From Lewis S Blevins Jr., MD – TSH-secreting (thyrotroph) adenomas are rare and account for less than 1% of all pituitary adenomas. They usually lead to excess production of thyroid hormone (hyperthyroidism), but can also be associated with long-standing primary hypothyroidism. TSH-secreting adenomas can co-secrete other hormones including growth hormone, prolactinoma, and gonadotropins. Most tumors are macroadenomas but microadenomas are increasingly recognized because of the recognition of the pattern of laboratory tests suggestive of TSH hypersecretion.
Symptoms and Signs
Common symptoms and signs are the same as those seen in hyperthyroidism of various causes and include anxiousness, tremulousness, restlessness, insomnia, weight loss, sweating, heat intolerance, and palpitations. Tumor mass effects, such as visual field disturbances and headaches, are common as most patients have large tumors. A goiter is usually present. Some patients have widening of the palpebral fissures and a stare. Unilateral proptosis has been reported as a consequence of invasion of tumor into the orbital cavity. Weight loss is not uncommon.
Radiographic Features
Most tumors are macroadenomas. They tend to invade local structures including the cavernous sinus. Many extending to the suprasellar cistern and compresses the visual pathways. Microadenomas are less common.
Laboratory Features
Serum free T4 and T3 levels are elevated in most patients. Serum TSH levels are either elevated or inappropriately normal. TSH levels may be “normal” yet associated with hyperthyroidism because the mass of TSH secreted per time, such as in a 24-hour day, is elevated. Studies have showed that the biological activity of TSH in these patients is greater in some patients than the biologic activity of normal TSH. The serum alpha subunit is usually elevated. The molar ratio of TSH to alpha subunit is abnormal. T3 administration does not usually suppress TSH secretion by these tumors. Before the development of TSH assays, and the recognition that inappropriately normal TSH levels can be due to TSH producing pituitary adenomas, a number of these patients were thought to have Graves’ disease or other forms of hyperthyroidism. Their thyroid glands were surgically removed or ablated with radioiodine therapy leading to aggressive pituitary tumor growth presumably because the pituitary tumor was no longer partially restrained by hyperthyroidism.
Differential Diagnosis
Central or pituitary resistance to thyroid hormone is a genetic disorder due to a mutation in the T3 receptor in cells of the pituitary and perhaps the hypothalamus. Affect the patient’s are hyperthyroid with inappropriately normal or elevated TSH levels in the setting of elevations of free T4 and T3. The principal difference between this disorder and TSH secreting adenoma as is that a pituitary tumor is not present in patients who have central resistance to thyroid hormone.

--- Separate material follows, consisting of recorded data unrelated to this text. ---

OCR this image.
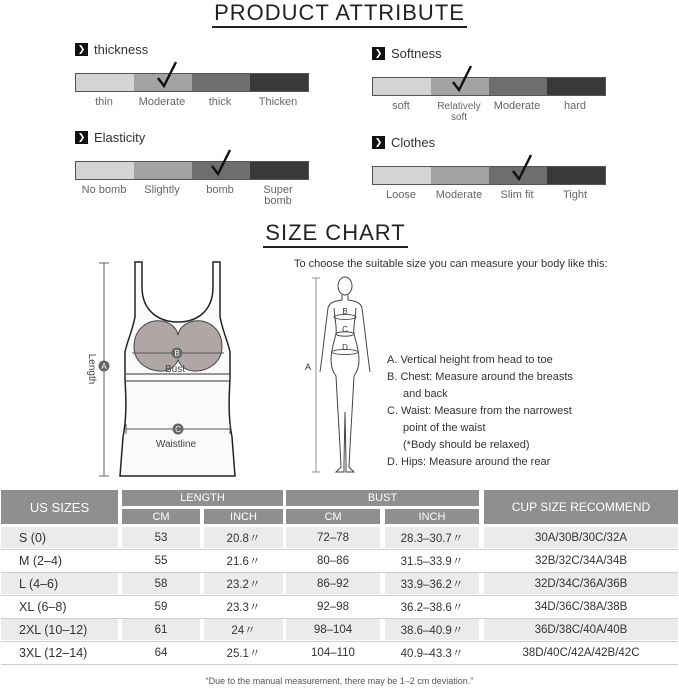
PRODUCT ATTRIBUTE
❯ thickness
thin	Moderate	thick	Thicken
❯ Softness
soft	Relatively soft
Moderate	hard
❯ Elasticity
No bomb	Slightly	bomb	Super bomb
❯ Clothes
Loose	Moderate	Slim fit	Tight
SIZE CHART
A
B
C
Length	Bust
Waistline
To choose the suitable size you can measure your body like this:
B
C
D
A
A. Vertical height from head to toe
B. Chest: Measure around the breasts
and back
C. Waist: Measure from the narrowest
point of the waist
(*Body should be relaxed)
D. Hips: Measure around the rear
US SIZES
LENGTH
CM	INCH
BUST
CM	INCH
CUP SIZE RECOMMEND
S (0)	53	20.8〃	72–78	28.3–30.7〃	30A/30B/30C/32A
M (2–4)	55	21.6〃	80–86	31.5–33.9〃	32B/32C/34A/34B
L (4–6)	58	23.2〃	86–92	33.9–36.2〃	32D/34C/36A/36B
XL (6–8)	59	23.3〃	92–98	36.2–38.6〃	34D/36C/38A/38B
2XL (10–12)	61	24〃	98–104	38.6–40.9〃	36D/38C/40A/40B
3XL (12–14)	64	25.1〃	104–110	40.9–43.3〃	38D/40C/42A/42B/42C
“Due to the manual measurement, there may be 1–2 cm deviation.”
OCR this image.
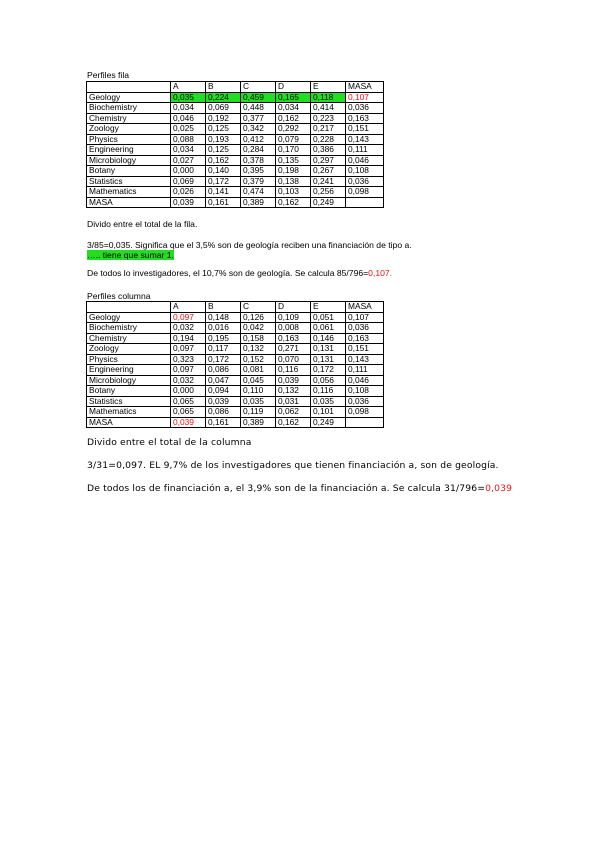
Perfiles fila
	A	B	C	D	E	MASA
Geology	0,035	0,224	0,459	0,165	0,118	0,107
Biochemistry	0,034	0,069	0,448	0,034	0,414	0,036
Chemistry	0,046	0,192	0,377	0,162	0,223	0,163
Zoology	0,025	0,125	0,342	0,292	0,217	0,151
Physics	0,088	0,193	0,412	0,079	0,228	0,143
Engineering	0,034	0,125	0,284	0,170	0,386	0,111
Microbiology	0,027	0,162	0,378	0,135	0,297	0,046
Botany	0,000	0,140	0,395	0,198	0,267	0,108
Statistics	0,069	0,172	0,379	0,138	0,241	0,036
Mathematics	0,026	0,141	0,474	0,103	0,256	0,098
MASA	0,039	0,161	0,389	0,162	0,249	
Divido entre el total de la fila.
3/85=0,035. Significa que el 3,5% son de geología reciben una financiación de tipo a.
….. tiene que sumar 1.
De todos lo investigadores, el 10,7% son de geología. Se calcula 85/796=0,107.
Perfiles columna
	A	B	C	D	E	MASA
Geology	0,097	0,148	0,126	0,109	0,051	0,107
Biochemistry	0,032	0,016	0,042	0,008	0,061	0,036
Chemistry	0,194	0,195	0,158	0,163	0,146	0,163
Zoology	0,097	0,117	0,132	0,271	0,131	0,151
Physics	0,323	0,172	0,152	0,070	0,131	0,143
Engineering	0,097	0,086	0,081	0,116	0,172	0,111
Microbiology	0,032	0,047	0,045	0,039	0,056	0,046
Botany	0,000	0,094	0,110	0,132	0,116	0,108
Statistics	0,065	0,039	0,035	0,031	0,035	0,036
Mathematics	0,065	0,086	0,119	0,062	0,101	0,098
MASA	0,039	0,161	0,389	0,162	0,249	
Divido entre el total de la columna
3/31=0,097. EL 9,7% de los investigadores que tienen financiación a, son de geología.
De todos los de financiación a, el 3,9% son de la financiación a. Se calcula 31/796=0,039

Long-standing primary hypothyroidism may be associated with TSH cell hyperplasia of the pituitary gland that can lead to enlargement, nodular transformation, and perhaps autonomous TSH secretion. In these patients, however, they’re usually hypothyroid. Therapeutic T4 and T3 dosages given in attempt to normalize the TSH result in hyperthyroidism and yet the TSH remains elevated.
Treatment
Transsphenoidal surgery is the primary treatment for thyrotroph adenomas. Successful resection depends on the scale and expertise of the operating neurosurgeon, the size of the tumor, and the growth pattern of the lesion with particular reference to whether the invasive component of the tumor can be completely resected. This patient to have residual disease will likely require radiation therapy to prevent tumor growth. Therapy with somatostatin analogs can normalize T4 and T3 levels and 95% of patient’s uncontrolled TSH levels in more than two thirds of patients. Some patients enjoy regression of the tumor size. Antithyroid drugs, such as propylthiouracil or methimazole, are useful to control hyperthyroidism in some patients. Beta blockers can also be used to alleviate symptomatic hyperthyroidism while awaiting beneficial effects of other treatments.